To counterpose the Eurasian wing to the Atlantic core structure makes no sense. It is a confusion of categories. It is explicable perhaps by a tendency to fall back into the categories of the Cold War era, when the Eurasian world was organized separately from and against the Atlantic world, by a Soviet imperial system which itself was structured in concentric circles (Russia-Soviet Union-Warsaw Pact-Comecon) and put itself at the center of an alternative world order system. It is also explicable by the fact that nothing has been finally settled: Russia is not yet inside the core international structures of the Euro-Atlantic world, Russia is not yet definitively Europeanized or Atlanticized in its domestic structures, and many people doubt that it ever will be. Nevertheless, doubt should not be the same thing as dogma. The new Russia is a primarily Western entity, despite ambiguities and uncertainties, and its international home and shelter is already primarily Euro-Atlantic, despite being allowed only into some antechambers of that home. The danger that the two categories in Russian identity, Eurasian and Euro-Atlantic, will again fall out into fundamental practical opposition is something worth pointing out, in a realistic form. An absolute or a priori counterposition of the categories in the present is, however, a confusion of categories.

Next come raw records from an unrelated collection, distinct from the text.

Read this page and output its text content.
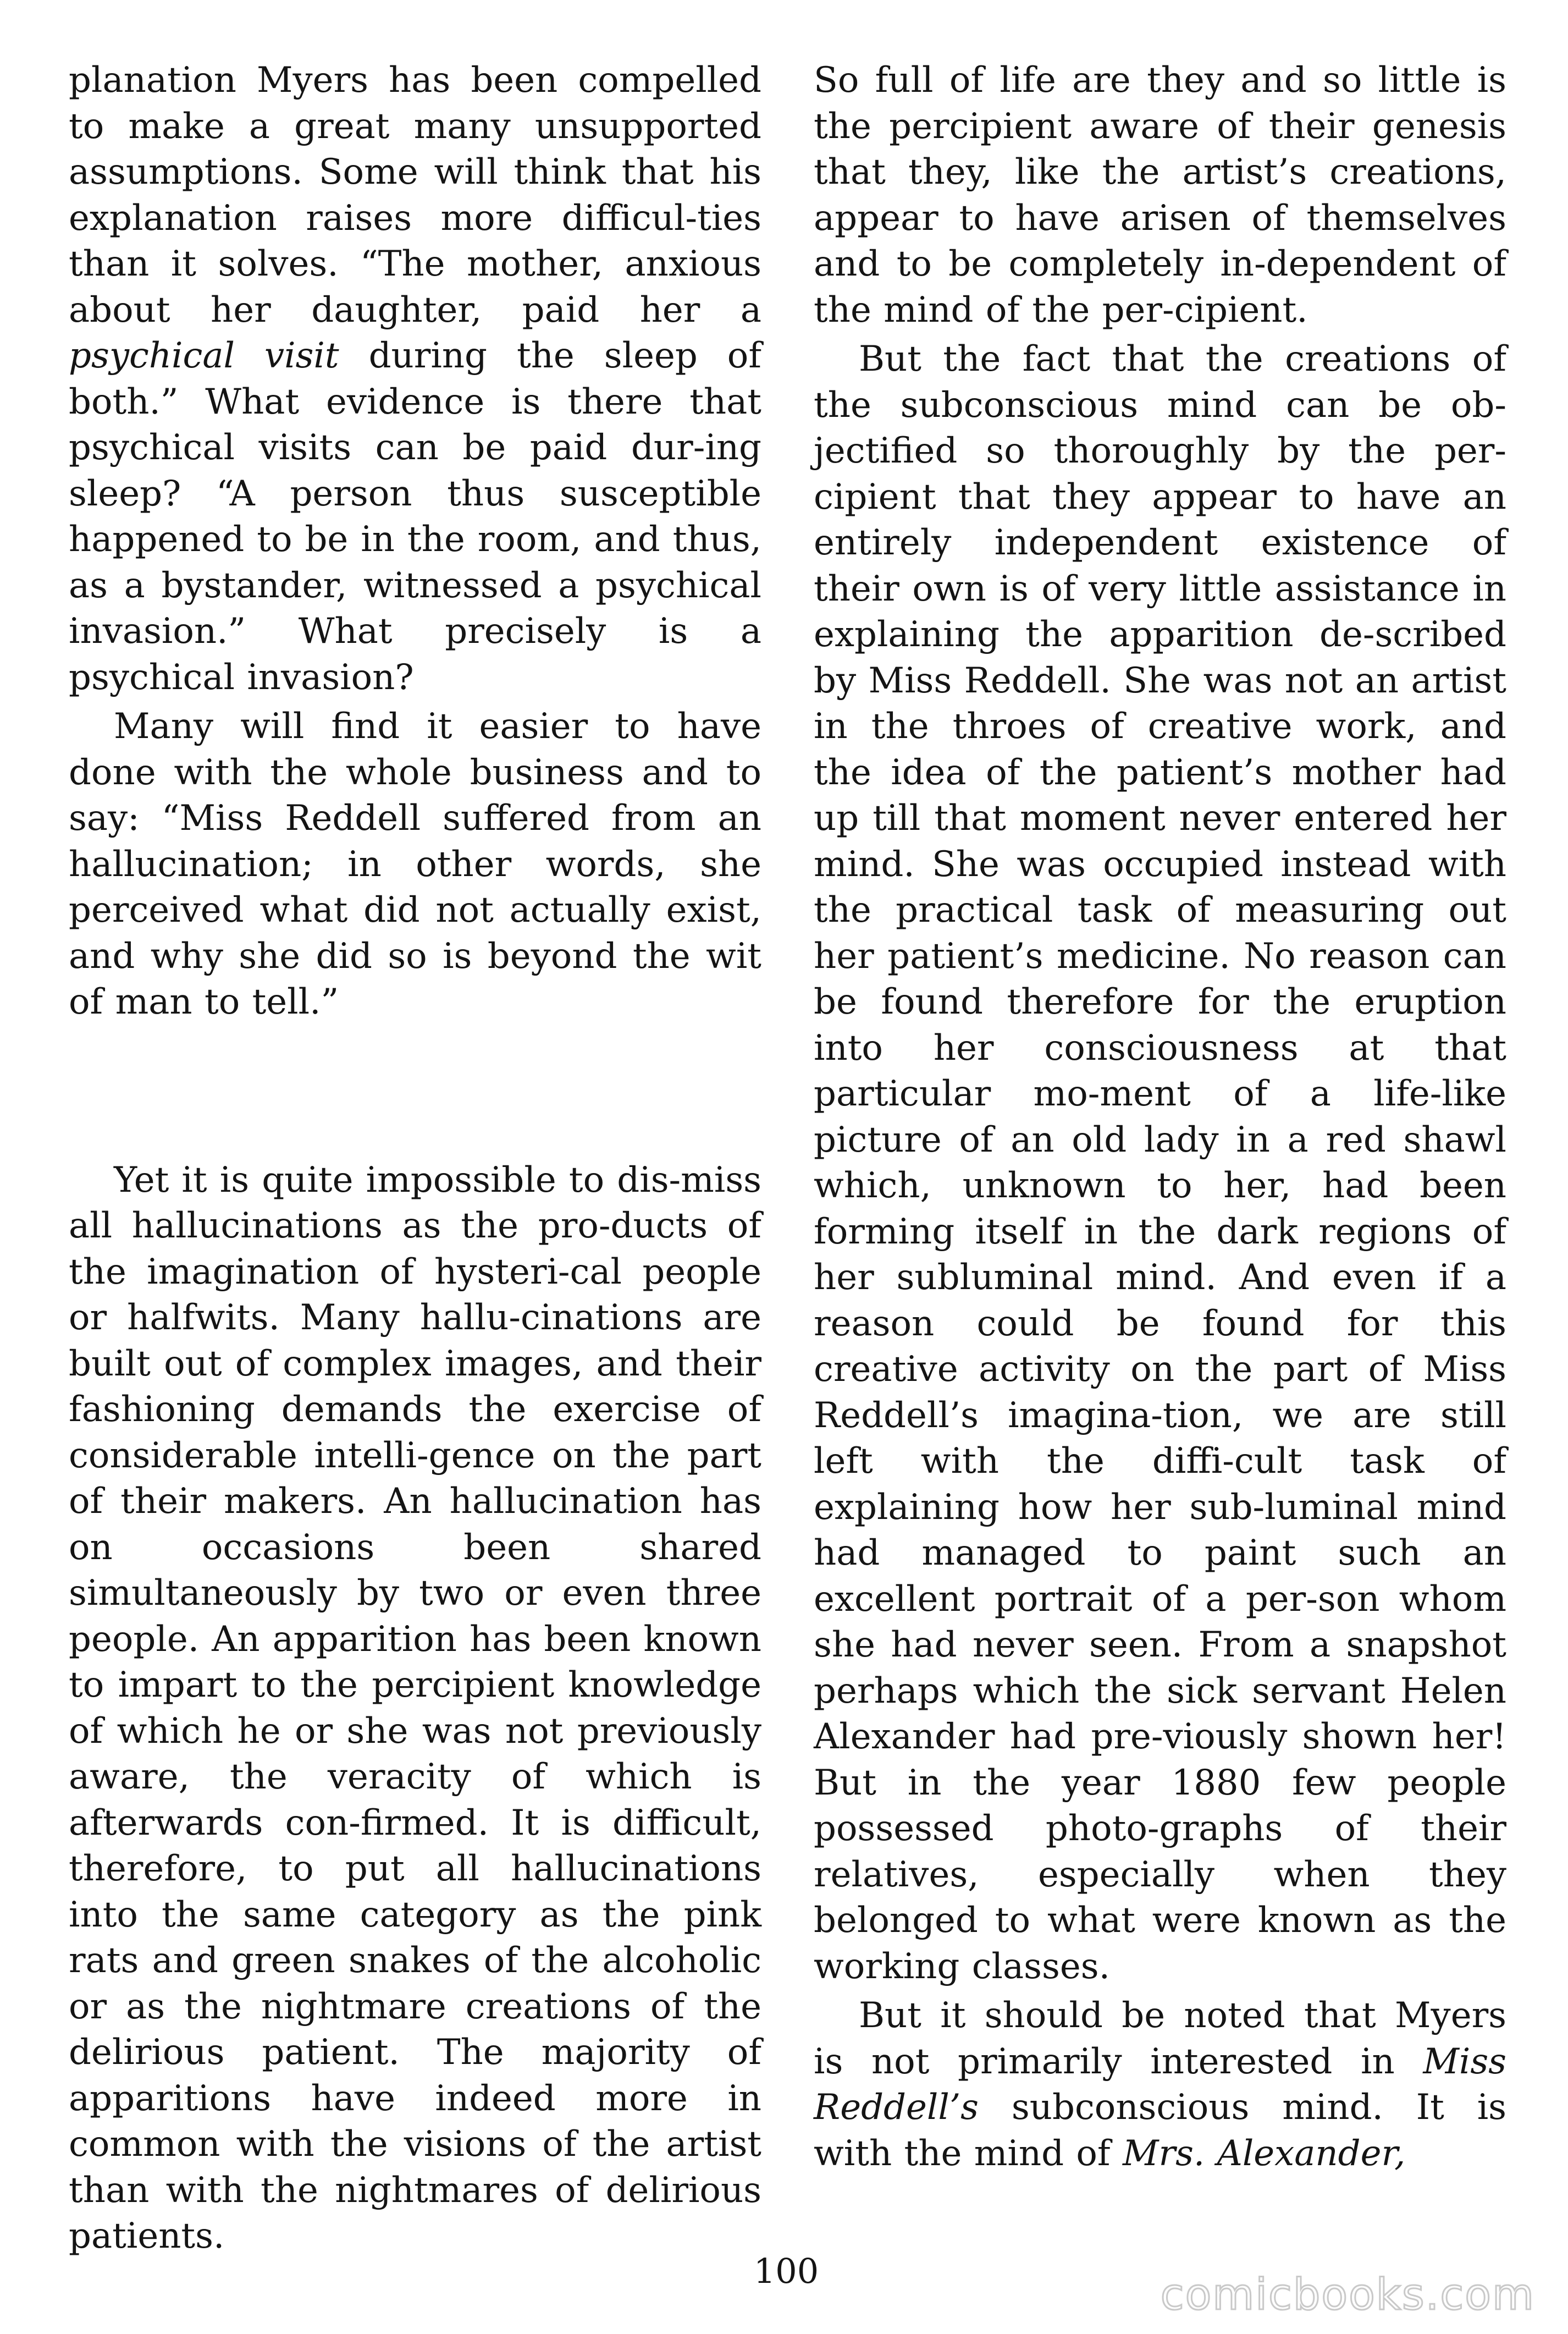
planation Myers has been compelled to make a great many unsupported assumptions. Some will think that his explanation raises more difficul-ties than it solves. “The mother, anxious about her daughter, paid her a psychical visit during the sleep of both.” What evidence is there that psychical visits can be paid dur-ing sleep? “A person thus susceptible happened to be in the room, and thus, as a bystander, witnessed a psychical invasion.” What precisely is a psychical invasion?

Many will find it easier to have done with the whole business and to say: “Miss Reddell suffered from an hallucination; in other words, she perceived what did not actually exist, and why she did so is beyond the wit of man to tell.”

Yet it is quite impossible to dis-miss all hallucinations as the pro-ducts of the imagination of hysteri-cal people or halfwits. Many hallu-cinations are built out of complex images, and their fashioning demands the exercise of considerable intelli-gence on the part of their makers. An hallucination has on occasions been shared simultaneously by two or even three people. An apparition has been known to impart to the percipient knowledge of which he or she was not previously aware, the veracity of which is afterwards con-firmed. It is difficult, therefore, to put all hallucinations into the same category as the pink rats and green snakes of the alcoholic or as the nightmare creations of the delirious patient. The majority of apparitions have indeed more in common with the visions of the artist than with the nightmares of delirious patients.

So full of life are they and so little is the percipient aware of their genesis that they, like the artist’s creations, appear to have arisen of themselves and to be completely in-dependent of the mind of the per-cipient.

But the fact that the creations of the subconscious mind can be ob-jectified so thoroughly by the per-cipient that they appear to have an entirely independent existence of their own is of very little assistance in explaining the apparition de-scribed by Miss Reddell. She was not an artist in the throes of creative work, and the idea of the patient’s mother had up till that moment never entered her mind. She was occupied instead with the practical task of measuring out her patient’s medicine. No reason can be found therefore for the eruption into her consciousness at that particular mo-ment of a life-like picture of an old lady in a red shawl which, unknown to her, had been forming itself in the dark regions of her subluminal mind. And even if a reason could be found for this creative activity on the part of Miss Reddell’s imagina-tion, we are still left with the diffi-cult task of explaining how her sub-luminal mind had managed to paint such an excellent portrait of a per-son whom she had never seen. From a snapshot perhaps which the sick servant Helen Alexander had pre-viously shown her! But in the year 1880 few people possessed photo-graphs of their relatives, especially when they belonged to what were known as the working classes.

But it should be noted that Myers is not primarily interested in Miss Reddell’s subconscious mind. It is with the mind of Mrs. Alexander,

100	comicbooks.com
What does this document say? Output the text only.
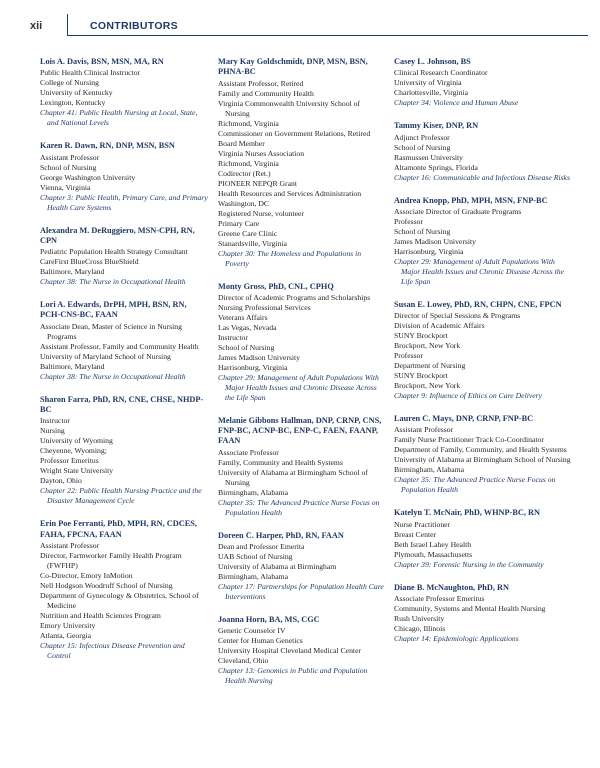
xii	CONTRIBUTORS
Lois A. Davis, BSN, MSN, MA, RN
Public Health Clinical Instructor
College of Nursing
University of Kentucky
Lexington, Kentucky
Chapter 41: Public Health Nursing at Local, State, and National Levels
Karen R. Dawn, RN, DNP, MSN, BSN
Assistant Professor
School of Nursing
George Washington University
Vienna, Virginia
Chapter 3: Public Health, Primary Care, and Primary Health Care Systems
Alexandra M. DeRuggiero, MSN-CPH, RN, CPN
Pediatric Population Health Strategy Consultant
CareFirst BlueCross BlueShield
Baltimore, Maryland
Chapter 38: The Nurse in Occupational Health
Lori A. Edwards, DrPH, MPH, BSN, RN, PCH-CNS-BC, FAAN
Associate Dean, Master of Science in Nursing Programs
Assistant Professor, Family and Community Health
University of Maryland School of Nursing
Baltimore, Maryland
Chapter 38: The Nurse in Occupational Health
Sharon Farra, PhD, RN, CNE, CHSE, NHDP-BC
Instructor
Nursing
University of Wyoming
Cheyenne, Wyoming;
Professor Emeritus
Wright State University
Dayton, Ohio
Chapter 22: Public Health Nursing Practice and the Disaster Management Cycle
Erin Poe Ferranti, PhD, MPH, RN, CDCES, FAHA, FPCNA, FAAN
Assistant Professor
Director, Farmworker Family Health Program (FWFHP)
Co-Director, Emory InMotion
Nell Hodgson Woodruff School of Nursing
Department of Gynecology & Obstetrics, School of Medicine
Nutrition and Health Sciences Program
Emory University
Atlanta, Georgia
Chapter 15: Infectious Disease Prevention and Control
Mary Kay Goldschmidt, DNP, MSN, BSN, PHNA-BC
Assistant Professor, Retired
Family and Community Health
Virginia Commonwealth University School of Nursing
Richmond, Virginia
Commissioner on Government Relations, Retired
Board Member
Virginia Nurses Association
Richmond, Virginia
Codirector (Ret.)
PIONEER NEPQR Grant
Health Resources and Services Administration
Washington, DC
Registered Nurse, volunteer
Primary Care
Greene Care Clinic
Stanardsville, Virginia
Chapter 30: The Homeless and Populations in Poverty
Monty Gross, PhD, CNL, CPHQ
Director of Academic Programs and Scholarships
Nursing Professional Services
Veterans Affairs
Las Vegas, Nevada
Instructor
School of Nursing
James Madison University
Harrisonburg, Virginia
Chapter 29: Management of Adult Populations With Major Health Issues and Chronic Disease Across the Life Span
Melanie Gibbons Hallman, DNP, CRNP, CNS, FNP-BC, ACNP-BC, ENP-C, FAEN, FAANP, FAAN
Associate Professor
Family, Community and Health Systems
University of Alabama at Birmingham School of Nursing
Birmingham, Alabama
Chapter 35: The Advanced Practice Nurse Focus on Population Health
Doreen C. Harper, PhD, RN, FAAN
Dean and Professor Emerita
UAB School of Nursing
University of Alabama at Birmingham
Birmingham, Alabama
Chapter 17: Partnerships for Population Health Care Interventions
Joanna Horn, BA, MS, CGC
Genetic Counselor IV
Center for Human Genetics
University Hospital Cleveland Medical Center
Cleveland, Ohio
Chapter 13: Genomics in Public and Population Health Nursing
Casey L. Johnson, BS
Clinical Research Coordinator
University of Virginia
Charlottesville, Virginia
Chapter 34: Violence and Human Abuse
Tammy Kiser, DNP, RN
Adjunct Professor
School of Nursing
Rasmussen University
Altamonte Springs, Florida
Chapter 16: Communicable and Infectious Disease Risks
Andrea Knopp, PhD, MPH, MSN, FNP-BC
Associate Director of Graduate Programs
Professor
School of Nursing
James Madison University
Harrisonburg, Virginia
Chapter 29: Management of Adult Populations With Major Health Issues and Chronic Disease Across the Life Span
Susan E. Lowey, PhD, RN, CHPN, CNE, FPCN
Director of Special Sessions & Programs
Division of Academic Affairs
SUNY Brockport
Brockport, New York
Professor
Department of Nursing
SUNY Brockport
Brockport, New York
Chapter 9: Influence of Ethics on Care Delivery
Lauren C. Mays, DNP, CRNP, FNP-BC
Assistant Professor
Family Nurse Practitioner Track Co-Coordinator
Department of Family, Community, and Health Systems
University of Alabama at Birmingham School of Nursing
Birmingham, Alabama
Chapter 35: The Advanced Practice Nurse Focus on Population Health
Katelyn T. McNair, PhD, WHNP-BC, RN
Nurse Practitioner
Breast Center
Beth Israel Lahey Health
Plymouth, Massachusetts
Chapter 39: Forensic Nursing in the Community
Diane B. McNaughton, PhD, RN
Associate Professor Emeritus
Community, Systems and Mental Health Nursing
Rush University
Chicago, Illinois
Chapter 14: Epidemiologic Applications
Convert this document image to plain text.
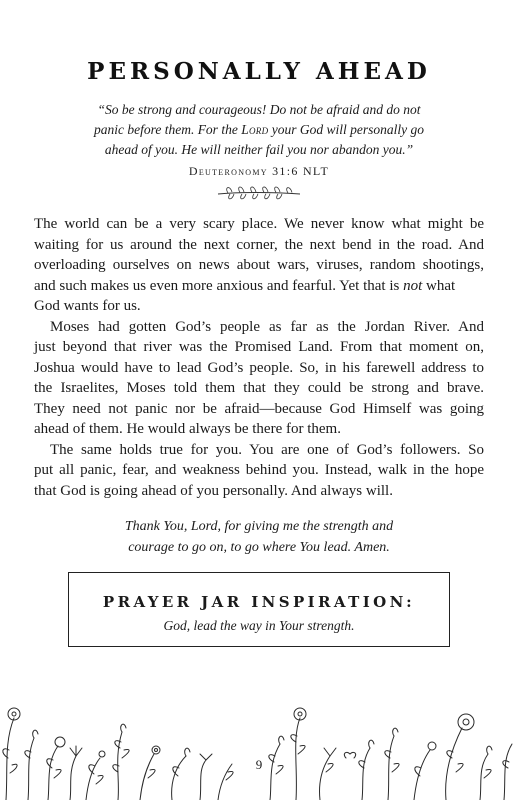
PERSONALLY AHEAD
“So be strong and courageous! Do not be afraid and do not
panic before them. For the Lord your God will personally go
ahead of you. He will neither fail you nor abandon you.”
Deuteronomy 31:6 NLT
The world can be a very scary place. We never know what might be
waiting for us around the next corner, the next bend in the road. And
overloading ourselves on news about wars, viruses, random shootings,
and such makes us even more anxious and fearful. Yet that is not what
God wants for us.
Moses had gotten God’s people as far as the Jordan River. And
just beyond that river was the Promised Land. From that moment on,
Joshua would have to lead God’s people. So, in his farewell address to
the Israelites, Moses told them that they could be strong and brave.
They need not panic nor be afraid—because God Himself was going
ahead of them. He would always be there for them.
The same holds true for you. You are one of God’s followers. So
put all panic, fear, and weakness behind you. Instead, walk in the hope
that God is going ahead of you personally. And always will.
Thank You, Lord, for giving me the strength and
courage to go on, to go where You lead. Amen.
PRAYER JAR INSPIRATION:
God, lead the way in Your strength.
9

That tendency to absolute counterposition comes by force of unconscious habit to some, by ideological motivation to others. There are, after all, some ideological bureaucracies in the West that believe that Russia is or ought to be still the enemy, and every time a Russian leader such as Chernomyrdin or Putin speaks of "Eurasianism", they warn that this is the sign of the Beast. Whatever the reason for the absolute counterposition, it serves to reinvent the Cold War conceptualization of the international line-up. In so doing, it no only risks reinventing the Cold War; it also frustrates the effort of the actual Atlantic world to develop its new extension wing and integrate its former enemies.
It is a false Atlanticism. And its counterpart on the other side is a false Eurasianism.